Who gets to decide who inherits what? And why do two daughters have fewer rights than their brother living on the other side of the world? In Thank You for Banking with Us by Laila Abbas, estranged sisters Noura and Mariam don’t have much time to reflect on these questions – they have just one night to outsmart the system.
When their father suddenly passes away, there’s no time to mourn. Instead, the sisters hatch a plan: they’ll keep his death a secret until morning so they can quickly withdraw money from his bank account. Under current inheritance laws, everything would otherwise go to their brother in America.
Abbas uses this seemingly simple premise to expose the invisible walls Palestinian women face – not just in navigating bureaucracy, but also in their interactions with family. At times, the film feels like a Palestinian take on Thelma & Louise – minus the car chase, and with a lot more paperwork.
Thank You for Banking with Us isn’t a film that hammers home a moral message. Instead, Abbas quietly shows how commonplace and relatable this struggle is – not only for women in the Middle East, but around the world.
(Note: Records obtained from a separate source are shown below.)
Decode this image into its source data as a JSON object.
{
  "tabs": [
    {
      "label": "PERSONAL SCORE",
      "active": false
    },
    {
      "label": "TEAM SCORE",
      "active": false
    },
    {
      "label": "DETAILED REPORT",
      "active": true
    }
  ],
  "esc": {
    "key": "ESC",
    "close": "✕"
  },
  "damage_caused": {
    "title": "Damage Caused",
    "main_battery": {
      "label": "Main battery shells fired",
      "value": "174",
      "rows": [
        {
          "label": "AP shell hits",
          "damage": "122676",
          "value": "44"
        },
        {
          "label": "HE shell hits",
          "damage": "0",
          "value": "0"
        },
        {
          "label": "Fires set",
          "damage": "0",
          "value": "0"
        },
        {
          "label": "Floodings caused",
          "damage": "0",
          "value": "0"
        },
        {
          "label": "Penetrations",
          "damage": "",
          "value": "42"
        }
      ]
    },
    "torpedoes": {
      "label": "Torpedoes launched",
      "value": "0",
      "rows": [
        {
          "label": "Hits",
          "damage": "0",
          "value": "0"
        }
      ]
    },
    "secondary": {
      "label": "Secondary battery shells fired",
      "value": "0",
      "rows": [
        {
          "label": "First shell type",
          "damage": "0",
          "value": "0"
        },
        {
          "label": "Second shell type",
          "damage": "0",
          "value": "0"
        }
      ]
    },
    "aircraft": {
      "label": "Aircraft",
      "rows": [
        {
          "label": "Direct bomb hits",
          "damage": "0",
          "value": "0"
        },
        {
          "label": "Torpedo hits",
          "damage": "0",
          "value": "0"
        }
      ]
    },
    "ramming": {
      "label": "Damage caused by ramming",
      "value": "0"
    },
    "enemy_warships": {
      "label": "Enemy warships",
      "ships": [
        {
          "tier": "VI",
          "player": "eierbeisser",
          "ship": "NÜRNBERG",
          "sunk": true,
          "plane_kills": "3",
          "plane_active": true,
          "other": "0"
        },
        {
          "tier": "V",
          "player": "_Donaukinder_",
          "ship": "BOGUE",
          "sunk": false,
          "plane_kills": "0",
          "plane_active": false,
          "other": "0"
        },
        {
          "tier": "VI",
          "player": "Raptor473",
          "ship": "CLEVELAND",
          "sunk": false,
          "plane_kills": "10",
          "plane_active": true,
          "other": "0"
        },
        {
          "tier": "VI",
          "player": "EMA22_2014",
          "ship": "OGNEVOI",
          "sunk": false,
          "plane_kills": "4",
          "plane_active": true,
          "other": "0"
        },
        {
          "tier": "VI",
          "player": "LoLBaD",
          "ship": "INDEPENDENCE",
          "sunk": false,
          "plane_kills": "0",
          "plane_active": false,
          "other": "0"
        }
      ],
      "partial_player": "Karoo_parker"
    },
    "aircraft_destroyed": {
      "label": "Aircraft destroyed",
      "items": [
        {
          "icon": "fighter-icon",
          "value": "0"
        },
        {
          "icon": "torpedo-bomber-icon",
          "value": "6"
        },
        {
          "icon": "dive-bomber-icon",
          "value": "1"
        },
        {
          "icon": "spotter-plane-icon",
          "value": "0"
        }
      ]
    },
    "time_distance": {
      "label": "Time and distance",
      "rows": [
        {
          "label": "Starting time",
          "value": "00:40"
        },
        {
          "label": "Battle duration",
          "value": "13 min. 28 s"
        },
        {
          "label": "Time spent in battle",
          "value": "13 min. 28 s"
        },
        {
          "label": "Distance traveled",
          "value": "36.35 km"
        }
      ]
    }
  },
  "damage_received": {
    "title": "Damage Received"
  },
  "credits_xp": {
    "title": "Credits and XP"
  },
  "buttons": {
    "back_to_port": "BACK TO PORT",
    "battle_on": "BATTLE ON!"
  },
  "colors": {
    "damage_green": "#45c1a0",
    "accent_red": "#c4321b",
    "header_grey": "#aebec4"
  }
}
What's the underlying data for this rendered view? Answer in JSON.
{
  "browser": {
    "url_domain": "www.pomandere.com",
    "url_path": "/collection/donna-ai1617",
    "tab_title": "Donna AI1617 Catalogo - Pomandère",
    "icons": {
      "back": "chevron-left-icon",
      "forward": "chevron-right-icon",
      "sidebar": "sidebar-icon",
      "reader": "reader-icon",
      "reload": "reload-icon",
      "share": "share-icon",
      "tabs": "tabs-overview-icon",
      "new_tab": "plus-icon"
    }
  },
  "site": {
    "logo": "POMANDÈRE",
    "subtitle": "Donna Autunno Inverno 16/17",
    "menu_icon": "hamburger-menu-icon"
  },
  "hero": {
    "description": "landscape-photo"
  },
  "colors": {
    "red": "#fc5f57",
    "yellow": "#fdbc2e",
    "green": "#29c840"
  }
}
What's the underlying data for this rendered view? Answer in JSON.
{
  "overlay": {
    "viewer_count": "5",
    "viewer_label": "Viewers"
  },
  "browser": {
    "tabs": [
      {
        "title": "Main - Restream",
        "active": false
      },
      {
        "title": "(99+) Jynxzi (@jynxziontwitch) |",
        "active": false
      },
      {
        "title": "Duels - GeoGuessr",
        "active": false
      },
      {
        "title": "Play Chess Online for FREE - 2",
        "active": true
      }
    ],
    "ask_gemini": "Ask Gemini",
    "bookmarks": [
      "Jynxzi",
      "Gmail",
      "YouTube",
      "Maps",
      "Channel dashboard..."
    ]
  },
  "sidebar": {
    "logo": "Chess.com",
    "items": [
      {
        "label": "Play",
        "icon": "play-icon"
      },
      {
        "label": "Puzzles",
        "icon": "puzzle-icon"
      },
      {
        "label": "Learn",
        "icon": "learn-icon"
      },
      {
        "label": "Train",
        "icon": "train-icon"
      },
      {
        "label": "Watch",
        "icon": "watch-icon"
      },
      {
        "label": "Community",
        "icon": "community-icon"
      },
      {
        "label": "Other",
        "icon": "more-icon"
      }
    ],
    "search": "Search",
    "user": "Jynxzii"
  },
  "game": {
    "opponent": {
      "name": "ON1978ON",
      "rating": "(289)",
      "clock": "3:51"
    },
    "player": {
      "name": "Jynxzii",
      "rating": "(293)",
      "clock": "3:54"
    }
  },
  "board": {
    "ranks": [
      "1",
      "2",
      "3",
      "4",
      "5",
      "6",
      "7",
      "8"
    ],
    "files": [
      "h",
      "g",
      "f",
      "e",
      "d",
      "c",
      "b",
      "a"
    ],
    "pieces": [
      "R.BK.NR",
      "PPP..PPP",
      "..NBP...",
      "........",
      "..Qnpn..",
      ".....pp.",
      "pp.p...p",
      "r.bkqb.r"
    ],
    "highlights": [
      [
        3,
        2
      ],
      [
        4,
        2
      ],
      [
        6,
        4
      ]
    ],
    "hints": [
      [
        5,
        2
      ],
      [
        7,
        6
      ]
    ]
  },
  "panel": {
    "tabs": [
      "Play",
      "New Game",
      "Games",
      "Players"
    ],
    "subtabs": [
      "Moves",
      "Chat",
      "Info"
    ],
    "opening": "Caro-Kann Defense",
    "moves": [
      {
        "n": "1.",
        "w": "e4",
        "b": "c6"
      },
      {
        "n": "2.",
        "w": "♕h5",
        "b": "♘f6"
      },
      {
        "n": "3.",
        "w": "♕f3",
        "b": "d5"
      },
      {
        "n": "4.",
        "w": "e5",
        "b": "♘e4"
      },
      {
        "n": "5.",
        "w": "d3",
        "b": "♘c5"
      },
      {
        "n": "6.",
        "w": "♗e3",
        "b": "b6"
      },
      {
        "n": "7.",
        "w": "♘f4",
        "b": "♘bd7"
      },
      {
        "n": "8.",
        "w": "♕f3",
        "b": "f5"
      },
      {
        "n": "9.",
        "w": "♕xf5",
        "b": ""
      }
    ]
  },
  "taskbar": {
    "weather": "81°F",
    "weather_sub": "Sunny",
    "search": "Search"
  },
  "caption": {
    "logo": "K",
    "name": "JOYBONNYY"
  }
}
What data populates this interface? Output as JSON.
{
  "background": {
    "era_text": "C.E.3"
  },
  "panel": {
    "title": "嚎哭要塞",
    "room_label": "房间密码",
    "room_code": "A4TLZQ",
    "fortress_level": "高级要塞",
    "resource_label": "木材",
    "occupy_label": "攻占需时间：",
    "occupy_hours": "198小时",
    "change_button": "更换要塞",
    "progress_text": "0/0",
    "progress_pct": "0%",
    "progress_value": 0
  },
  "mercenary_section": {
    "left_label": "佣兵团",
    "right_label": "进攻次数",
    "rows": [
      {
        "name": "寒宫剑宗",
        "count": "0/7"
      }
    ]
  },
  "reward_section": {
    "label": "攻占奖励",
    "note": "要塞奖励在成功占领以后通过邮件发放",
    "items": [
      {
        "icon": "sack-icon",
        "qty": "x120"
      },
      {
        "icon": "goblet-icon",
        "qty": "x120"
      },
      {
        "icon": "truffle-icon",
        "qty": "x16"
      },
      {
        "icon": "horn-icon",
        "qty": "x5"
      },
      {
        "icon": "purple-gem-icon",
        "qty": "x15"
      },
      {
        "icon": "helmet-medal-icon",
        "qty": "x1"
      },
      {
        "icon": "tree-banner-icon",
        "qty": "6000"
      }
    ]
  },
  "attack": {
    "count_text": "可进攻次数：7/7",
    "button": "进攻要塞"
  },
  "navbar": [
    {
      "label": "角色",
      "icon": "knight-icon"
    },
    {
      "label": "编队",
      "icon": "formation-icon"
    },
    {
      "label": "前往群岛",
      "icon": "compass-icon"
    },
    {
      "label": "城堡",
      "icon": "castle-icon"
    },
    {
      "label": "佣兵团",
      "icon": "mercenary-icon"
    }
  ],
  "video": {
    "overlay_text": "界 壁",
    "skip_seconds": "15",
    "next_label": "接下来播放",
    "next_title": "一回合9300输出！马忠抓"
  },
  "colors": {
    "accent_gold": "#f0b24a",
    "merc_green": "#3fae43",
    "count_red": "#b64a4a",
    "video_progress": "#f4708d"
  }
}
Its strength lies in its subtlety: in how social pressure operates, how legal systems systematically disadvantage women, and how two people who can barely stand each other end up being each other’s anchor.
Abbas has crafted a film that is both funny and heartbreaking – a story of sisterhood and resilience that feels universal, even though it’s grounded in a highly specific setting.
What seems like a simple task – cashing a check – quickly becomes a bureaucratic nightmare. Women need a man’s signature, and the men they encounter are anything but helpful.